Cheers Stravinsky, Good Summary


----------



## djfwells

Stravinsky, I agree - I prefer Valencia, however I believe Alicante a better choice for somebody who can't or won't or doesn't wish to learn Spanish.


----------



## stormchaser

I DO VOTE FOR VALNACIA  they fix the best paella lol


----------



## UKMarbella2009

djfwells said:


> Stravinsky, I agree - I prefer Valencia, however I believe Alicante a better choice for somebody who can't or won't or doesn't wish to learn Spanish.



Not quite as simple as that - I've had lessons and spent a lot of money on them

But I can only speak basic phrases.


This is completely useless to build a lifestyle and social network - Hence wanting to find english speaking communities.


----------



## Stravinsky

djfwells said:


> Stravinsky, I agree - I prefer Valencia, however I believe Alicante a better choice for somebody who can't or won't or doesn't wish to learn Spanish.


Well if you're comparing cities maybe you're right, although the City of Valencia is of course a wonderful place. But as I mentioned, you can get a train to anywhere down the coast to Gandia. I know people who cant speak a word of Spanish and get by fine, the major problem I guess sometimes being at the doctors. However there are english speakers available to help.

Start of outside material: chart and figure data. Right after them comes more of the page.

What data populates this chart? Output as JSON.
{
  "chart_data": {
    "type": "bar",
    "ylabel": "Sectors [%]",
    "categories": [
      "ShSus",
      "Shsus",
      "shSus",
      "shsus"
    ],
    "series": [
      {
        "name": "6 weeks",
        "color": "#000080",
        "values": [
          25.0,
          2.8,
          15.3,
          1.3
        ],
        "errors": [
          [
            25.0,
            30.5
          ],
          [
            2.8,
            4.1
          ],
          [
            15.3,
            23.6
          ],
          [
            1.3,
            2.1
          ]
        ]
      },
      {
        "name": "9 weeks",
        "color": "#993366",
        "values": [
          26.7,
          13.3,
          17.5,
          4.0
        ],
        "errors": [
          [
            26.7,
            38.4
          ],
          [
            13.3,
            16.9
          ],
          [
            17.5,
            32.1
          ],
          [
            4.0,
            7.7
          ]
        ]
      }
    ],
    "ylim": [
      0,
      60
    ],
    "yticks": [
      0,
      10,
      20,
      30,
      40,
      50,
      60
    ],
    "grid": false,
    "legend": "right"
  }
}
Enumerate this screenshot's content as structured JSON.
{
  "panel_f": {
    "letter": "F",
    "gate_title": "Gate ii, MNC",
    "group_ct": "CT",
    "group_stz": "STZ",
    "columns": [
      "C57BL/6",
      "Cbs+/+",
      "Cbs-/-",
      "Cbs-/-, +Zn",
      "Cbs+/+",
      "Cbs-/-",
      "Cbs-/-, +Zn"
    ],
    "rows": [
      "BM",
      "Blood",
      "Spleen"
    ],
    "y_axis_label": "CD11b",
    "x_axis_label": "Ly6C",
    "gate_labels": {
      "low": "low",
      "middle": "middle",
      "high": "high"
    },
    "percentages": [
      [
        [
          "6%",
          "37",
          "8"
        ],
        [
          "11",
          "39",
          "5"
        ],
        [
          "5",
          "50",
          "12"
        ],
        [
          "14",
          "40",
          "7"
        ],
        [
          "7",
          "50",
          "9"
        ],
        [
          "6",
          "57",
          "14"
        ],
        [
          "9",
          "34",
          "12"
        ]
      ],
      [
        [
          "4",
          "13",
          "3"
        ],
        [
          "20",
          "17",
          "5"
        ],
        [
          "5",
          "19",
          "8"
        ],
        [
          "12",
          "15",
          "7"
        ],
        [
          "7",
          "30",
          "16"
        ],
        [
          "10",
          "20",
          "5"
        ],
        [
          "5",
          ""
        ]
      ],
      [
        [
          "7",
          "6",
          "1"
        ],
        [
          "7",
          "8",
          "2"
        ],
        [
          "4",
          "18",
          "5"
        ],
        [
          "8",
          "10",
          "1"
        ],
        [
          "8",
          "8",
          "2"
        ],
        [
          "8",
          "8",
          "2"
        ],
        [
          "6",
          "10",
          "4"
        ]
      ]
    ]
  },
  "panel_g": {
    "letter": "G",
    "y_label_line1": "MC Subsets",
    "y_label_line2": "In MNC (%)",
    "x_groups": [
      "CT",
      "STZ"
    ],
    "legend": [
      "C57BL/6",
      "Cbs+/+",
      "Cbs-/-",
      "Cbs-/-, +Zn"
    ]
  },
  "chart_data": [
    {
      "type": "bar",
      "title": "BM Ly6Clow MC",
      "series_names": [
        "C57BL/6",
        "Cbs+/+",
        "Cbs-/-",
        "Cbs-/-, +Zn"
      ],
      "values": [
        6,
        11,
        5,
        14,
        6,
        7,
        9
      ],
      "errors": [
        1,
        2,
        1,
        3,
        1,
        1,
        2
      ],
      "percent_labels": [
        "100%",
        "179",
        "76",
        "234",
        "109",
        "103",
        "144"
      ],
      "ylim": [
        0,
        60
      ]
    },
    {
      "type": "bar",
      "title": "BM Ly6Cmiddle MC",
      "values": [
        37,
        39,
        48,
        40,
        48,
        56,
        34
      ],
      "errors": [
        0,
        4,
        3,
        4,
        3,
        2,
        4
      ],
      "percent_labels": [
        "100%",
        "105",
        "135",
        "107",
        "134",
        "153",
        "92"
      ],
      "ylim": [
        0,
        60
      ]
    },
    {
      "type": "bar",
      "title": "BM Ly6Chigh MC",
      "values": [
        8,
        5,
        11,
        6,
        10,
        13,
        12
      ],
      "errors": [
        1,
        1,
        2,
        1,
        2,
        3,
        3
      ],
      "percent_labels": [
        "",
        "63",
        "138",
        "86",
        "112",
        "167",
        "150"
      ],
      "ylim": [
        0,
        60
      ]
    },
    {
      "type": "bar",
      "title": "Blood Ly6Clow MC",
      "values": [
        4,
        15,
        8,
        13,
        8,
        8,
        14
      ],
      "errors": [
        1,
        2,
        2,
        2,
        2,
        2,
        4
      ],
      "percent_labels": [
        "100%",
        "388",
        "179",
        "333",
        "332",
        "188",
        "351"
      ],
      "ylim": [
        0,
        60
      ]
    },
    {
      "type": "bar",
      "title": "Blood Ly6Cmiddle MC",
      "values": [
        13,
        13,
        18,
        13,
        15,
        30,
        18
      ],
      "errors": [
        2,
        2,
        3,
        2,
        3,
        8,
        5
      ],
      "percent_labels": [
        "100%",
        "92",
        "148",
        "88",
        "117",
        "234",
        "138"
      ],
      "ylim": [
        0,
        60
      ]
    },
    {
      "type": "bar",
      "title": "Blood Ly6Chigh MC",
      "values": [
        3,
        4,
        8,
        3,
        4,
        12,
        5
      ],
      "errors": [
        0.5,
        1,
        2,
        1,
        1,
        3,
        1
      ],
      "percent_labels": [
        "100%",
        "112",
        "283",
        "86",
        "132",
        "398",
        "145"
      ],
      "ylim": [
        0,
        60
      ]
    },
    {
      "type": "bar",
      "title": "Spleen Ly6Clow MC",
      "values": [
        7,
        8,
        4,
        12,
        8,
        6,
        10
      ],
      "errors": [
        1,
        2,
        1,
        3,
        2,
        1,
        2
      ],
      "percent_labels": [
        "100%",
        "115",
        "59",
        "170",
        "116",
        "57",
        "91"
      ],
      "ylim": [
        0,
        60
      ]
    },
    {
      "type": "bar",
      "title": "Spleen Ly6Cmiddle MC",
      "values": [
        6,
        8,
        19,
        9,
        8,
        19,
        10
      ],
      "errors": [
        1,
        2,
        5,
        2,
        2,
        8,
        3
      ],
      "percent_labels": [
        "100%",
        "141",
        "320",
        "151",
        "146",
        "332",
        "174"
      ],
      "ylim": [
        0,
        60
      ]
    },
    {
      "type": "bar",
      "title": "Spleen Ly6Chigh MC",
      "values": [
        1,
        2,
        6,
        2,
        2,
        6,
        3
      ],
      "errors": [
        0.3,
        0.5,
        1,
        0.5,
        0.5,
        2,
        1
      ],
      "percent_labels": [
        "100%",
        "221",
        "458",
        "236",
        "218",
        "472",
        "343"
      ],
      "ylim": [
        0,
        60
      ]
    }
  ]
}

Go to Javea and you can get by with no Spanish 

If it were me I'd have to go to the middle ground. I couldnt face living in Alicante City with all the summer tourism ... whereas some of the beaches around here are not that busy in the summer.


----------



## UKMarbella2009

Stravinsky said:


> Well if you're comparing cities maybe you're right, although the City of Valencia is of course a wonderful place. But as I mentioned, you can get a train to anywhere down the coast to Gandia. I know people who cant speak a word of Spanish and get by fine, the major problem I guess sometimes being at the doctors. However there are english speakers available to help.
> 
> Go to Javea and you can get by with no Spanish
> 
> If it were me I'd have to go to the middle ground. I couldnt face living in Alicante City with all the summer tourism ... whereas some of the beaches around here are not that busy in the summer.



Cheers, some good feedback theres - Sound's like the middle ground could be a winner if speaking english is not a problem. There are a few to choose from in that area, but being two hours ferry from Ibiza, seems like a good option for the summer.


----------



## Stravinsky

UKMarbella2009 said:


> Cheers, some good feedback theres - Sound's like the middle ground could be a winner if speaking english is not a problem. There are a few to choose from in that area, but being two hours ferry from Ibiza, seems like a good option for the summer.


Yes, but you would be surprised how much that ferry costs to Ibiza!


----------



## chamunt

Valencia city or surrounding area is a brilliant place to live. I haven't spent much time in malaga, but I would def choose Valencia.

Are there as many english speaking expats ? Some, but depends where. 
Can you get by with English and pigeon Spanish ? Yes, and people are helpful so you learn fast.
Are there decent beaches etc. ? Yes
Is there a good social environment ? Fantastic
Is there a decent (english speaking) work environment ? Mainly in teaching 
Is accesibility any good e.g. flights/trains ?Yes it's very well conected


----------